If you went down to Sunday’s annual Italian Festival at the Marconi Club, and if you went down into the lower level to get yourself a porchetta roast sandwhich, you would have seen four ladies laughing away and crouched over a table making sandwiches like they’ve done it for decades.
That’s because they have.
Some of the Ellettra Marconi Society’s oldest members — Ermes Camerini, 85; Sandra Damignani, 80; Anna Nardini, 80; and Marzia Tonucci, 70, — say they've been doing it long enough that a nickname is appropriate.
We settled on 'The Porchetta Sisters'.
These Italian-born grandmothers joined the Sault's Marconi Club in the 1960s shortly after immigrating to Canada, and all of them except Damignani — who joined the sisterhood six years ago — have been making porchetta roast sandwiches at the Italian Festival since 1982.
The type of porchetta roast served at Sunday’s Italian Festival was from the Marche region and seasoned with a variety of spices including garlic, fennel, salt, and pepper.
The ladies job is to usually take the cooled down slices, put them in fresh buns, and wrap them in wax paper for the festival goers.
"We make the sandwiches because they trust us," said Camerini.
"Because we know what we’re doing," said Tonucci.
While getting a good sandwich is serious business for many in attendance, for the sisters, making sandwiches at the Italian Festival is about getting together with friends and family, and having a good time.
"It’s very fun to work with everyone, to see all our friends,” said Nardini. “That’s what the Marconi is all about. For us older Italians the Marconi Club was everything (and) it’s still everything. I’m 80 years old and I still come and work with them because I still enjoy it.”
In some ways, the Sault’s Italian community has changed from back when they joined the Marconi Club, said the sisters.
“When we came from Italy, we tried to keep our culture 100 per cent but with the generation they have now… they feel Italian but it's somehow not like us,” said Camerini, who moved to Canada in 1953 “to find a better life” and then she got married, she joked.

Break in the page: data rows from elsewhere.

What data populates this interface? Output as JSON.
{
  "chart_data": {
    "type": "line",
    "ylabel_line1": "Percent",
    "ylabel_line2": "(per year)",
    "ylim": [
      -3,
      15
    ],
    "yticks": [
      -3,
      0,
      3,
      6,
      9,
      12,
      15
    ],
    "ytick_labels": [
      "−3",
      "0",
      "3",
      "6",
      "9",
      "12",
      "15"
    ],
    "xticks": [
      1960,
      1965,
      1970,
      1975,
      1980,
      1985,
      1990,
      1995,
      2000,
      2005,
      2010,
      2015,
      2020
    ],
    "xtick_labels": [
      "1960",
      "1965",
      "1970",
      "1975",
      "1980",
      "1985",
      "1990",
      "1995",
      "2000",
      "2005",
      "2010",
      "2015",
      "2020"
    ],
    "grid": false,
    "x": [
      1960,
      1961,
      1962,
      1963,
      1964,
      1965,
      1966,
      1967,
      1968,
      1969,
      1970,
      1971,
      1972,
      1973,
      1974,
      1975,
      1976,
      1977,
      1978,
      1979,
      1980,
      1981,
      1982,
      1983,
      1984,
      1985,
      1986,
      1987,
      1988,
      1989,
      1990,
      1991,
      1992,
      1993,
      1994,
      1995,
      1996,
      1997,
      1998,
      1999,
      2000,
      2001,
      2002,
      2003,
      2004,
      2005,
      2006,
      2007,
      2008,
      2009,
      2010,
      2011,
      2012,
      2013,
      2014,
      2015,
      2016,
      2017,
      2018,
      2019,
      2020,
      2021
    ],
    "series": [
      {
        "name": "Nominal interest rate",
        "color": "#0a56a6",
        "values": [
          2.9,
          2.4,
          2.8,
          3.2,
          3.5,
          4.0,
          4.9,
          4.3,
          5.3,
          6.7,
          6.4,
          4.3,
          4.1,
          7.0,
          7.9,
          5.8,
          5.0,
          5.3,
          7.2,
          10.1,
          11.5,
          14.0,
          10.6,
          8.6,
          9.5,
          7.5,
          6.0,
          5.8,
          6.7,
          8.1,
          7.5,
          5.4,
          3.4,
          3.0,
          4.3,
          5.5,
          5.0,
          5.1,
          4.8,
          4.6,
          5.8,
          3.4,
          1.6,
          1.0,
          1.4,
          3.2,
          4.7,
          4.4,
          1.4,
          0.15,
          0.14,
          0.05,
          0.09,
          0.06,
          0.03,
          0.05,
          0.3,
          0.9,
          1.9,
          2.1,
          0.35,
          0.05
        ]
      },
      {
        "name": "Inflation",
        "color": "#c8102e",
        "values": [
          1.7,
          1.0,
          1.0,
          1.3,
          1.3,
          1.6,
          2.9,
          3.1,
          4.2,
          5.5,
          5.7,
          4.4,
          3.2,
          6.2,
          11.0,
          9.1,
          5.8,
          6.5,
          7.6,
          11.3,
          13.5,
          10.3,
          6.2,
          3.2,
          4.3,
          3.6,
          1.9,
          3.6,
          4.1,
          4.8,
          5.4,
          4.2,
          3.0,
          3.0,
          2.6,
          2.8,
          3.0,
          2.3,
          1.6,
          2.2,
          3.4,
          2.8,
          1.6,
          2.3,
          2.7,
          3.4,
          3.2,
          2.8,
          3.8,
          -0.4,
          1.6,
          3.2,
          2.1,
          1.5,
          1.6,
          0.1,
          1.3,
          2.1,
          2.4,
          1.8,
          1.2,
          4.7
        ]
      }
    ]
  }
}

"Everything changes,“ said Damignani.
“(But) the new generations are beautiful anyway — with their diplomas and everything. I went to school in Italy but I never practiced here because I never knew the language,” said Camerini.
Marconi Club General Manager Rosetta Sicoli also commented on the Italian Festival and the Sault’s Italian community.
“The Italian community is as large and as strong as we always have been. I think it’s a little more fragmented (but) that’s what this centre is for… to help us keep the culture alive, not just as a place to have banquets,” said Sicoli.
The Italian festival is put on by the men’s G Marconi Society and the women’s Elettra Marconi Society, but hosted by the Marconi Club.
Besides porchetta roast, they had homemade pizza, spaghetti and meatballs, Italian ice cream, Taralli breadsticks, and they released a new food this year — Marconi sausage.
“It’s celebrating immigrants (and) food, family, and friends. Here we are under our tent eating like little piglets enjoying ourselves, and just commemorating who we are, what we did, the old, the young. You (can see) the generations out there. It’s amazing to see the little kids and their grandparents. It’s pretty cool,” said Sicoli.
The festival also included children’s activities and live music that included Juno award-winning Rita Chiarelli.